Advisors can now personalize indexes for clients with significant holdings of company stock, reducing a client’s overexposure to a specific holding. For clients who steer away from certain companies or industries, direct indexing can finely tune holdings versus comparable ETFs or mutual funds. It also makes charitable giving more efficient.
New Technology Breathes Life into an Old Strategy
Direct indexing makes the concept of separately managed accounts traditionally found at the institutional level available to many more clients and allows advisors to offer it at scale. Deloitte finds robust algorithmic trading technology, low trading fees, and the advent of fractional shares lowered direct indexing’s cost.
Cerulli’s $800 billion growth estimate for direct indexing by 2026 reflects that the investment vehicle will grow at an annualized rate of over 12%. That’s a faster growth rate than the expected growth of mutual funds, exchange-traded funds, and separate accounts. In addition, Cerulli cites the tax efficiency and other advantages for the potential growth.
Tax-loss harvesting grabs all the headlines because the algorithm does the work for the advisor; taking advantage of losses anytime during the year automatically. However, the algorithm’s hidden advantage is how it optimizes holdings.
Direct indexing’s optimization can mimic index-like returns for investors even if they don’t own every index component, according to Barron's. For example, the article explains if a client is a Microsoft employee and owns company shares, simply owning the S&P 500 exposes the client to concentration risk. With direct indexing, the algorithm does not simply swap out Microsoft for IBM; it efficiently finds stocks in other industries with similar return patterns to Microsoft.
Barron’s also notes direct indexing does not have to be a whole portfolio solution. Instead, direct indexing can be a complementary part of a household’s portfolio as it can generate losses that can offset gains in other parts of the portfolio.
The Cerulli research points out that direct indexing’s portfolio optimization can assist advisors who engage with ESG and values-based clients. For example, direct indexing can be used to screen not only for environmental-based criteria but also for social factors or religious values. In addition, personalizing portfolios to align with values while tracking certain index characteristics returns allows advisors to deliver tangible service beyond investment returns.
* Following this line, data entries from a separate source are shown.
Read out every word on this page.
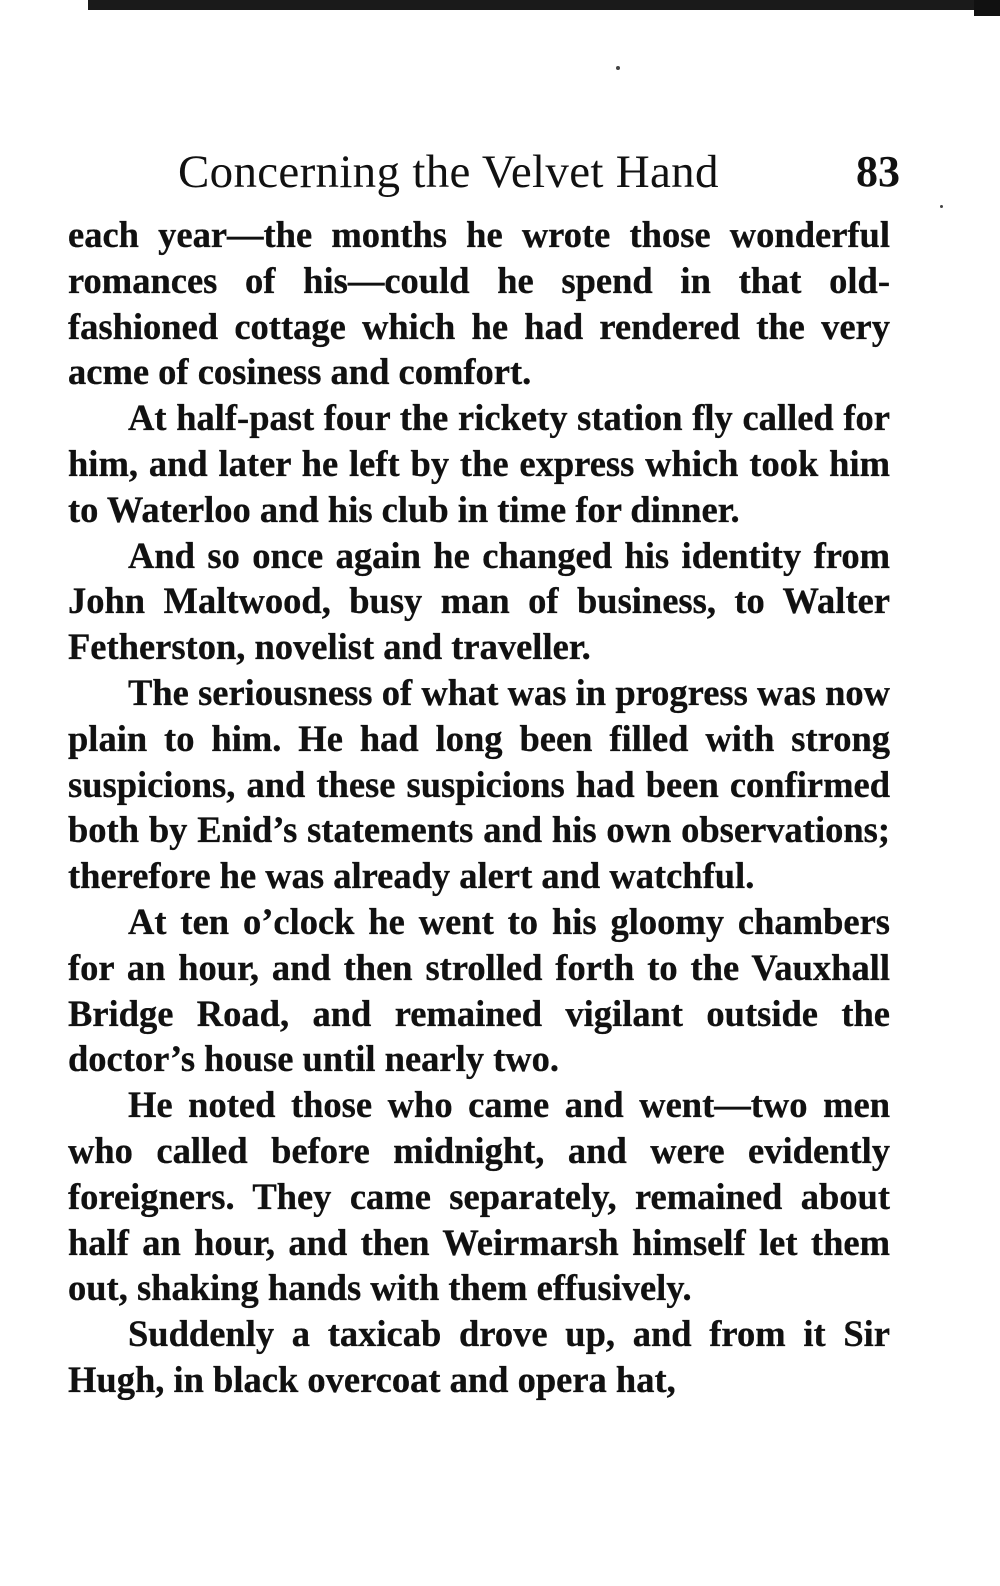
Concerning the Velvet Hand	83

each year—the months he wrote those wonderful romances of his—could he spend in that old-fashioned cottage which he had rendered the very acme of cosiness and comfort.

At half-past four the rickety station fly called for him, and later he left by the express which took him to Waterloo and his club in time for dinner.

And so once again he changed his identity from John Maltwood, busy man of business, to Walter Fetherston, novelist and traveller.

The seriousness of what was in progress was now plain to him. He had long been filled with strong suspicions, and these suspicions had been confirmed both by Enid’s statements and his own observations; therefore he was already alert and watchful.

At ten o’clock he went to his gloomy chambers for an hour, and then strolled forth to the Vauxhall Bridge Road, and remained vigilant outside the doctor’s house until nearly two.

He noted those who came and went—two men who called before midnight, and were evidently foreigners. They came separately, remained about half an hour, and then Weirmarsh himself let them out, shaking hands with them effusively.

Suddenly a taxicab drove up, and from it Sir Hugh, in black overcoat and opera hat,
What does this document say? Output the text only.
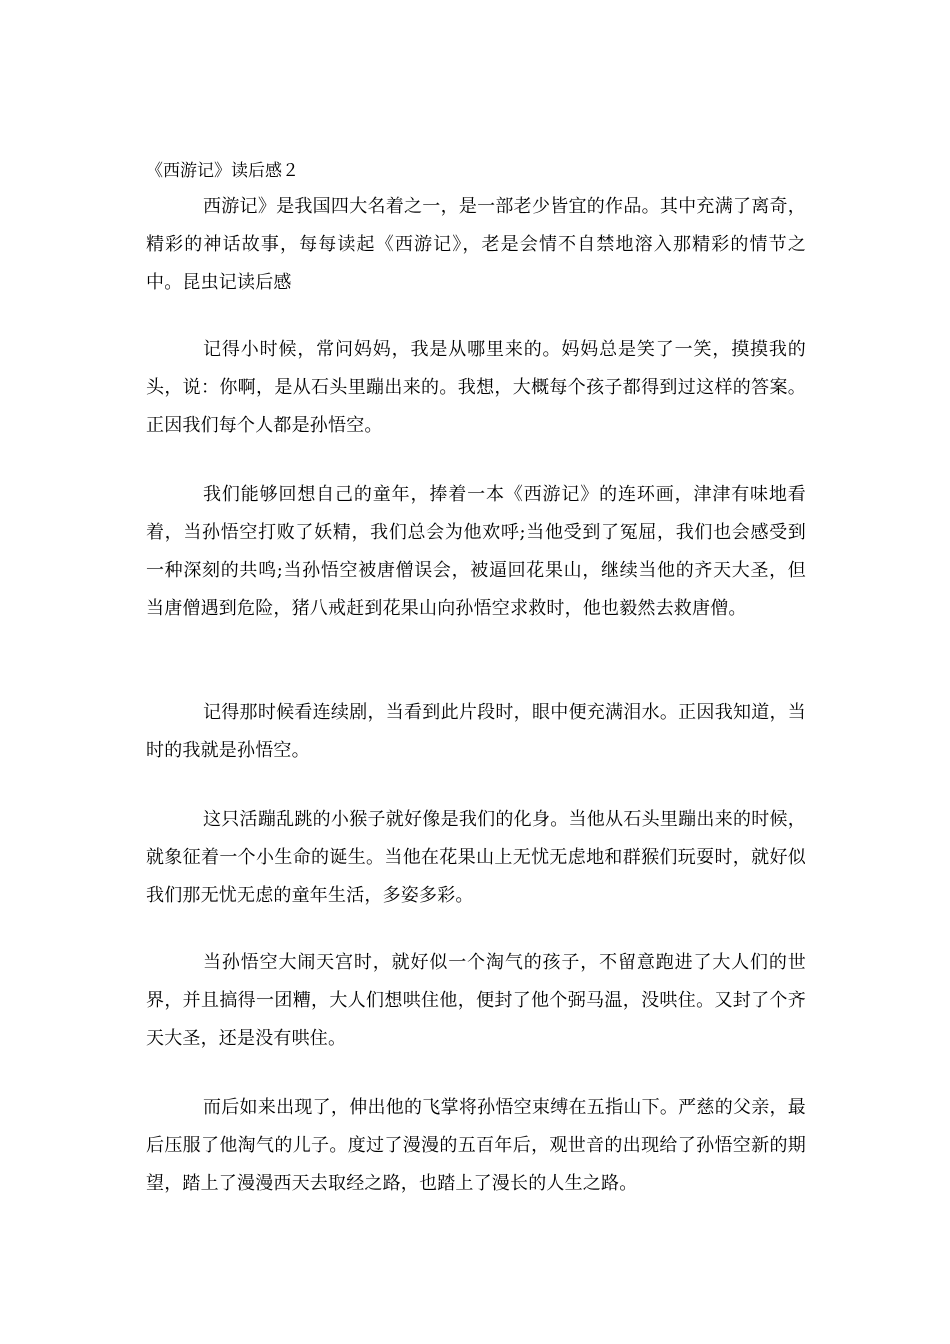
《西游记》读后感２

西游记》是我国四大名着之一，是一部老少皆宜的作品。其中充满了离奇，精彩的神话故事，每每读起《西游记》，老是会情不自禁地溶入那精彩的情节之中。昆虫记读后感

记得小时候，常问妈妈，我是从哪里来的。妈妈总是笑了一笑，摸摸我的头，说：你啊，是从石头里蹦出来的。我想，大概每个孩子都得到过这样的答案。正因我们每个人都是孙悟空。

我们能够回想自己的童年，捧着一本《西游记》的连环画，津津有味地看着，当孙悟空打败了妖精，我们总会为他欢呼;当他受到了冤屈，我们也会感受到一种深刻的共鸣;当孙悟空被唐僧误会，被逼回花果山，继续当他的齐天大圣，但当唐僧遇到危险，猪八戒赶到花果山向孙悟空求救时，他也毅然去救唐僧。

记得那时候看连续剧，当看到此片段时，眼中便充满泪水。正因我知道，当时的我就是孙悟空。

这只活蹦乱跳的小猴子就好像是我们的化身。当他从石头里蹦出来的时候，就象征着一个小生命的诞生。当他在花果山上无忧无虑地和群猴们玩耍时，就好似我们那无忧无虑的童年生活，多姿多彩。

当孙悟空大闹天宫时，就好似一个淘气的孩子，不留意跑进了大人们的世界，并且搞得一团糟，大人们想哄住他，便封了他个弼马温，没哄住。又封了个齐天大圣，还是没有哄住。

而后如来出现了，伸出他的飞掌将孙悟空束缚在五指山下。严慈的父亲，最后压服了他淘气的儿子。度过了漫漫的五百年后，观世音的出现给了孙悟空新的期望，踏上了漫漫西天去取经之路，也踏上了漫长的人生之路。
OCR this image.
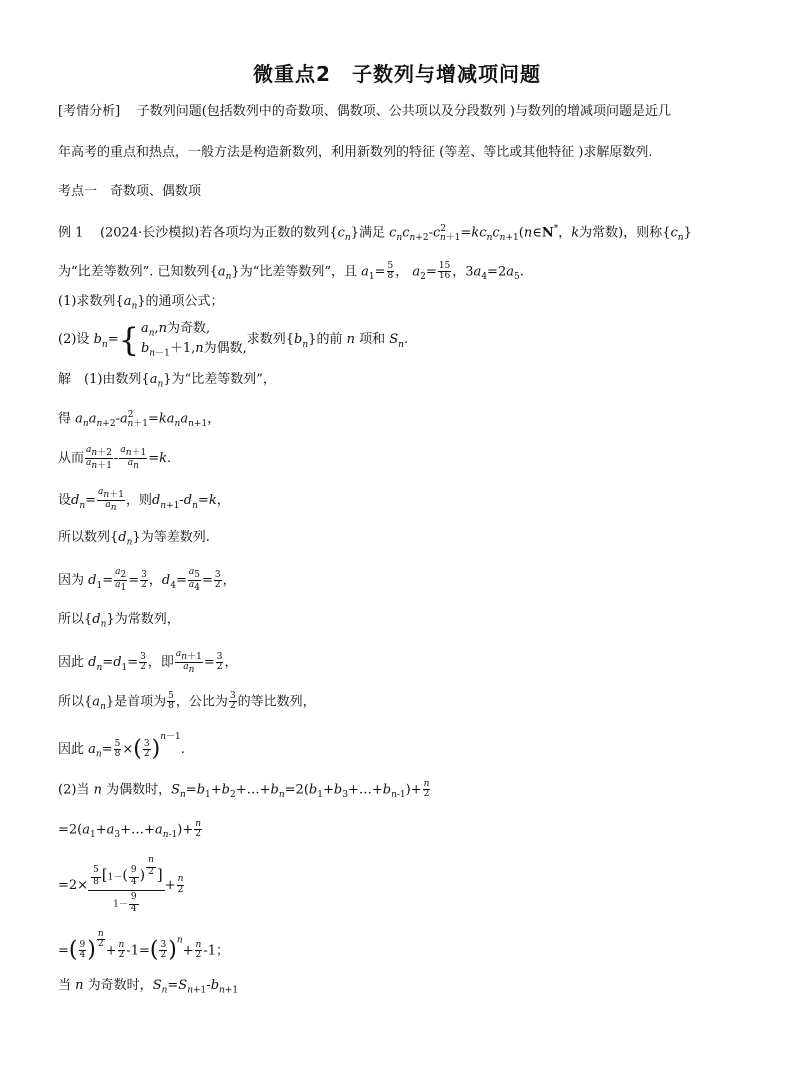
微重点2　子数列与增减项问题
[考情分析] 子数列问题(包括数列中的奇数项、偶数项、公共项以及分段数列 )与数列的增减项问题是近几
年高考的重点和热点，一般方法是构造新数列，利用新数列的特征 (等差、等比或其他特征 )求解原数列.
考点一　奇数项、偶数项
例 1 (2024·长沙模拟)若各项均为正数的数列$\{c_n\}$满足 $c_nc_{n+2}-c^2_{n+1}=kc_nc_{n+1}(n\in N^*$，k为常数)，则称$\{c_n\}$
为“比差等数列”. 已知数列$\{a_n\}$为“比差等数列”，且 $a_1= \frac{5}{8}$ ， $a_2= \frac{15}{16}$ ，$3a_4=2a_5$.
(1)求数列$\{a_n\}$的通项公式；
(2)设 $b_n=${ $a_n,n$为奇数,
$b_{n-1}+1,n$为偶数,求数列$\{b_n\}$的前 n 项和 $S_n$.
解　(1)由数列$\{a_n\}$为“比差等数列”，
得 $a_na_{n+2}-a^2_{n+1}=ka_na_{n+1}$，
从而 $\frac{a_{n+2}}{a_{n+1}} - \frac{a_{n+1}}{a_n} =k$.
设$d_n= \frac{a_{n+1}}{a_n}$ ，则$d_{n+1}-d_n=k$，
所以数列$\{d_n\}$为等差数列.
因为 $d_1= \frac{a_2}{a_1} = \frac{3}{2}$ ，$d_4= \frac{a_5}{a_4} = \frac{3}{2}$ ，
所以$\{d_n\}$为常数列，
因此 $d_n=d_1= \frac{3}{2}$ ，即 $\frac{a_{n+1}}{a_n} = \frac{3}{2}$ ，
所以$\{a_n\}$是首项为 $\frac{5}{8}$ ，公比为 $\frac{3}{2}$ 的等比数列，
因此 $a_n= \frac{5}{8}$ ×( $\frac{3}{2} )^{n-1}$.
(2)当 n 为偶数时，$S_n=b_1+b_2+\dots+b_n=2(b_1+b_3+\dots+b_{n-1})+ \frac{n}{2}$
$=2(a_1+a_3+\dots+a_{n-1})+ \frac{n}{2}$
$=2\times \frac{5}{8} [1-( \frac{9}{4}$ ) $^{\frac{n}{2}}$ ]
$1- \frac{9}{4} + \frac{n}{2}$
=( $\frac{9}{4}$ ) $^{\frac{n}{2}}$
+ $\frac{n}{2} -1=( \frac{3}{2} )^n+ \frac{n}{2} -1$；
当 n 为奇数时，$S_n=S_{n+1}-b_{n+1}$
The market research group says direct indexing may also open up advisors to work with endowments, foundations, and other long-term investing pools, which need to ensure their investments reflect their mission.
Direct indexing also offers advisors the ability to customize an index that may have a tilt to a specific sector, style, or market cap weighting. This allows the investor to express a certain investment view, and the advisor can automate that portfolio tilt rather than doing so manually.
Enhanced Charitable Giving
Direct indexing can be pursued as part of a long-term goal to take full advantage of the tax-loss harvesting capabilities. Over time, as poorer-performing stocks are sold, a portfolio’s cost basis may rise. That opens another avenue for advisors to deliver value to charitably minded clients.
Often, clients donate highly appreciated securities directly to a charity or as part of a donor-advised fund. Cerulli explains when advisors approach direct indexing and charitable giving as part of holistic wealth management, advisors can automate and optimize the process throughout the year to take advantage of market fluctuations.
Using Direct Indexing Technology to Augment Business
The personalization trend seen in other parts of our lives is now available for investments. Direct indexing allows advisors to balance customizing a portfolio to a client’s objectives while maintaining some return predictability by tracking an index. As a result, advisors have the opportunity to re-think their value propositions and service models and take advantage of new technologies to deliver differentiated offerings and a more personalized client experience.